We like to laugh at the things that really scare us – as if giggling in the face of death and destruction somehow removes them of their power. Or maybe it’s just an acknowledgment of the truly perverse sense of humour which underlines so many aspects of the modern world. Still, years after Team America: World Police demonstrated that nothing is truly sacred and gave us lines like ‘hey, terrorist, terrorise this!’ or ‘durka durka mohammed jihad’, it’s reassuring to know that the war on terror and religious fundamentalism aren’t taboo subjects. A comedy about a suicide bombing training camp, I’m quite interested to see how Four Lions turns out – if only for its fascinating pedigree.
For those unfamiliar with the movie – which just premiered at Sundance – it’s from the team that brought us Brass Eye. For readers unfamiliar with the concept of Brass Eye, it was a satirical news show which professionally made an ass out of authority figures in the UK and most famously gave us a special on pedophiles with Simon Pegg in a neckbrace. It’s not a show that has ever gone ‘softly softly’, but I reckon that’s part of the reason it has endured as a short of pop culture legend, with the kind of edge and cheek that modern satire aspires too.
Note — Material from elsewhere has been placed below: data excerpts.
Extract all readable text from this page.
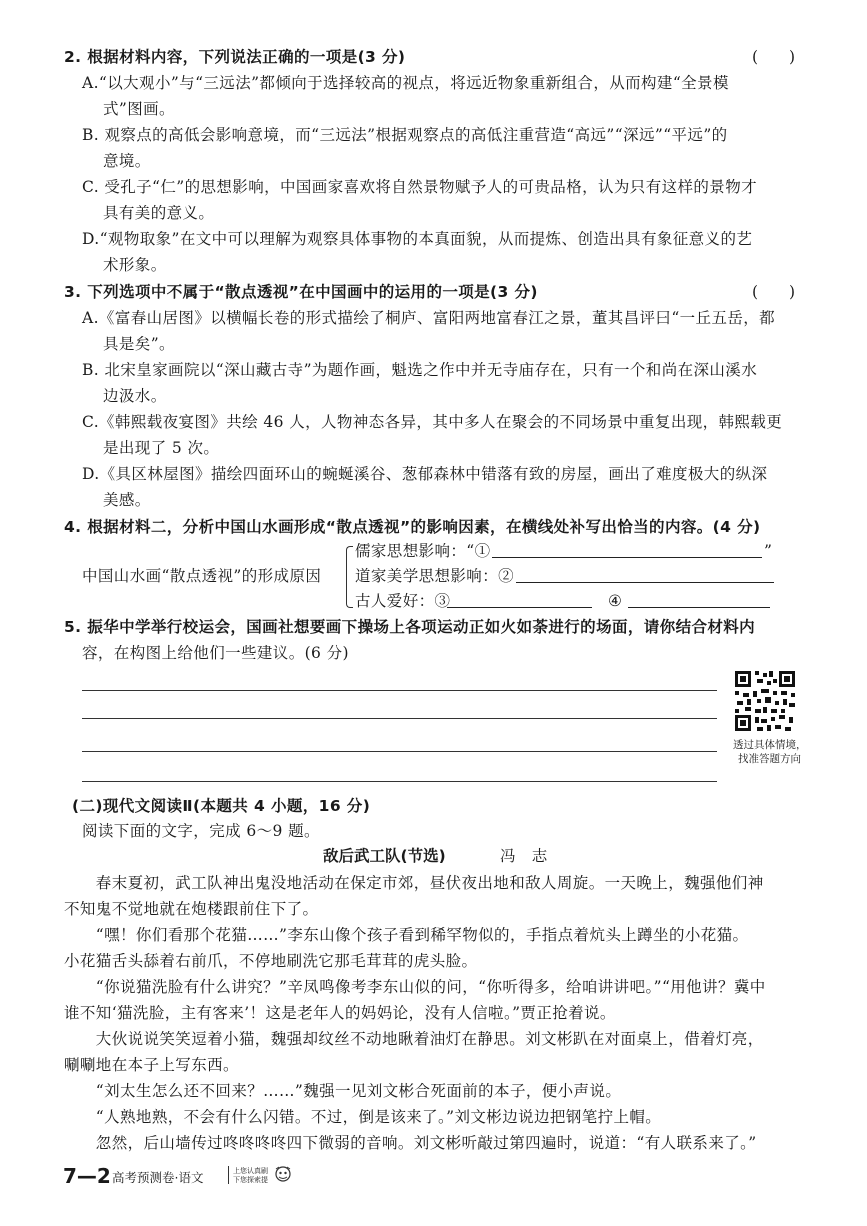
2. 根据材料内容，下列说法正确的一项是(3 分)	(　　)
A.“以大观小”与“三远法”都倾向于选择较高的视点，将远近物象重新组合，从而构建“全景模
式”图画。
B. 观察点的高低会影响意境，而“三远法”根据观察点的高低注重营造“高远”“深远”“平远”的
意境。
C. 受孔子“仁”的思想影响，中国画家喜欢将自然景物赋予人的可贵品格，认为只有这样的景物才
具有美的意义。
D.“观物取象”在文中可以理解为观察具体事物的本真面貌，从而提炼、创造出具有象征意义的艺
术形象。
3. 下列选项中不属于“散点透视”在中国画中的运用的一项是(3 分)	(　　)
A.《富春山居图》以横幅长卷的形式描绘了桐庐、富阳两地富春江之景，董其昌评曰“一丘五岳，都
具是矣”。
B. 北宋皇家画院以“深山藏古寺”为题作画，魁选之作中并无寺庙存在，只有一个和尚在深山溪水
边汲水。
C.《韩熙载夜宴图》共绘 46 人，人物神态各异，其中多人在聚会的不同场景中重复出现，韩熙载更
是出现了 5 次。
D.《具区林屋图》描绘四面环山的蜿蜒溪谷、葱郁森林中错落有致的房屋，画出了难度极大的纵深
美感。
4. 根据材料二，分析中国山水画形成“散点透视”的影响因素，在横线处补写出恰当的内容。(4 分)
中国山水画“散点透视”的形成原因
儒家思想影响：“①	”
道家美学思想影响：②
古人爱好：③	④
5. 振华中学举行校运会，国画社想要画下操场上各项运动正如火如荼进行的场面，请你结合材料内
容，在构图上给他们一些建议。(6 分)
透过具体情境，
找准答题方向
(二)现代文阅读Ⅱ(本题共 4 小题，16 分)
阅读下面的文字，完成 6～9 题。
敌后武工队(节选)	冯　志
　　春末夏初，武工队神出鬼没地活动在保定市郊，昼伏夜出地和敌人周旋。一天晚上，魏强他们神
不知鬼不觉地就在炮楼跟前住下了。
　　“嘿！你们看那个花猫……”李东山像个孩子看到稀罕物似的，手指点着炕头上蹲坐的小花猫。
小花猫舌头舔着右前爪，不停地刷洗它那毛茸茸的虎头脸。
　　“你说猫洗脸有什么讲究？”辛凤鸣像考李东山似的问，“你听得多，给咱讲讲吧。”“用他讲？冀中
谁不知‘猫洗脸，主有客来’！这是老年人的妈妈论，没有人信啦。”贾正抢着说。
　　大伙说说笑笑逗着小猫，魏强却纹丝不动地瞅着油灯在静思。刘文彬趴在对面桌上，借着灯亮，
唰唰地在本子上写东西。
　　“刘太生怎么还不回来？……”魏强一见刘文彬合死面前的本子，便小声说。
　　“人熟地熟，不会有什么闪错。不过，倒是该来了。”刘文彬边说边把钢笔拧上帽。
　　忽然，后山墙传过咚咚咚咚四下微弱的音响。刘文彬听敲过第四遍时，说道：“有人联系来了。”
7—2 高考预测卷·语文	上您认真刷
下您探索提
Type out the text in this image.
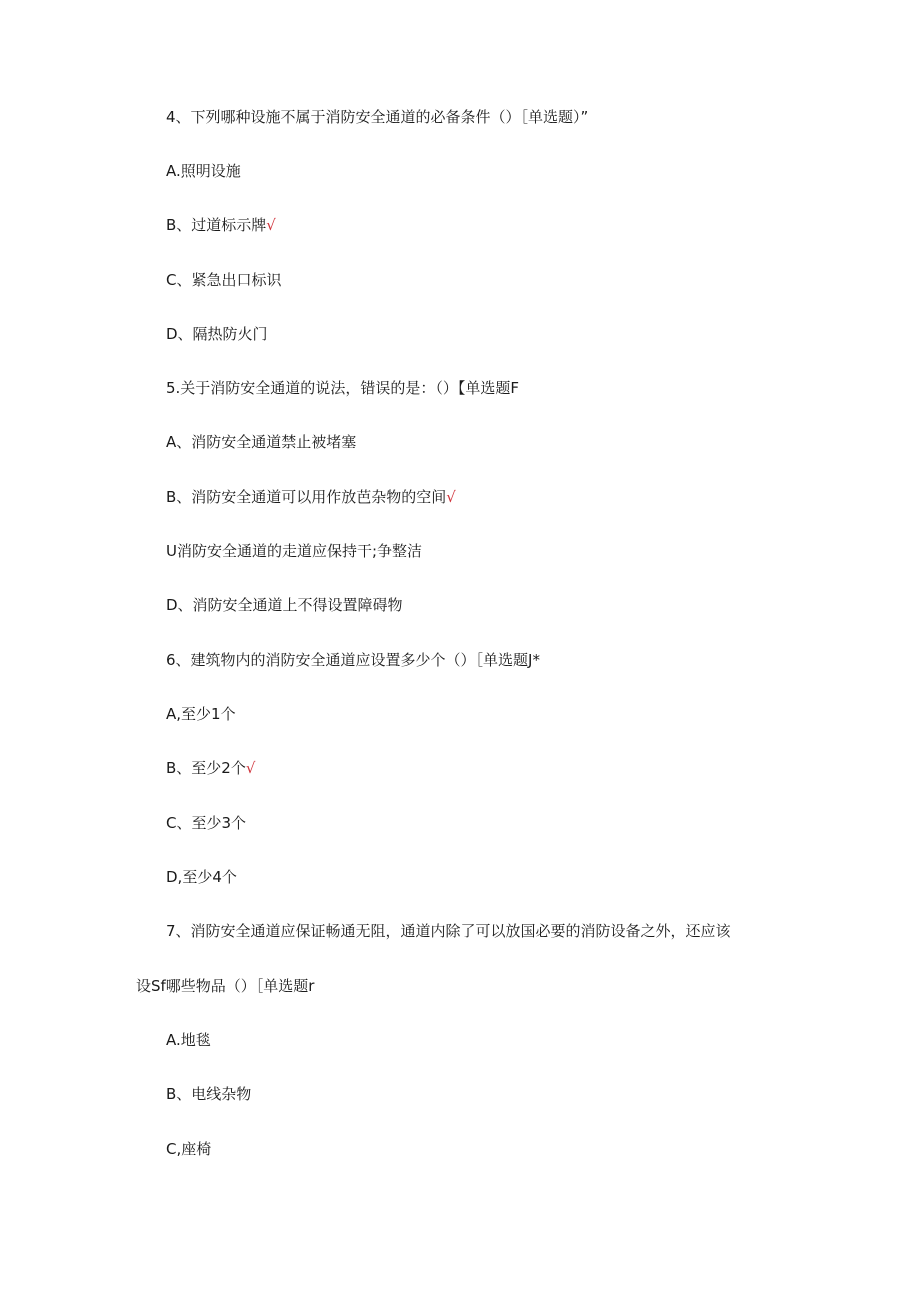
4、下列哪种设施不属于消防安全通道的必备条件（）［单选题）”
A.照明设施
B、过道标示牌√
C、紧急出口标识
D、隔热防火门
5.关于消防安全通道的说法，错误的是：（）【单选题F
A、消防安全通道禁止被堵塞
B、消防安全通道可以用作放芭杂物的空间√
U消防安全通道的走道应保持干;争整洁
D、消防安全通道上不得设置障碍物
6、建筑物内的消防安全通道应设置多少个（）［单选题J*
A,至少1个
B、至少2个√
C、至少3个
D,至少4个
7、消防安全通道应保证畅通无阻，通道内除了可以放国必要的消防设备之外，还应该
设Sf哪些物品（）［单选题r
A.地毯
B、电线杂物
C,座椅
According to The Guardian, the producers sum up the film as follows:
Even those who have trained and fought jihad report the frequency of farce. At training camps young jihadis argue about honey, cry for their mums, shoot each other’s feet off, chase snakes and get thrown out for smoking … Terrorist cells have the same group dynamics as stag parties and five-a-side football teams. There is conflict, friendship, misunderstanding and rivalry. Terrorism is about ideology, but it’s also about berks. … [The film]understands jihadis as human beings. And it understands human beings as innately ridiculous.
Anyway, it’s reassuring to know that in a world where Roland Emmerich can’t destroy Mecca we can still laugh at the hijinx of boys hanging out with explosives in the middle of the desert. It’s the kinda thing which has a huge potential for misfire (I can hear the protests and condemnations faintly in the distance already), but I think it might just be the perfect comedy for the moment – add a dose of welcome mockery to a very harsh and frightening reality. After all, if we can’t spoof their complex interpersonal relationships and day-to-day life in the jihadist movement, then surely the terrorists have already won.
I’m flagging this one in advance as one to watch – it has cult hit written all over it.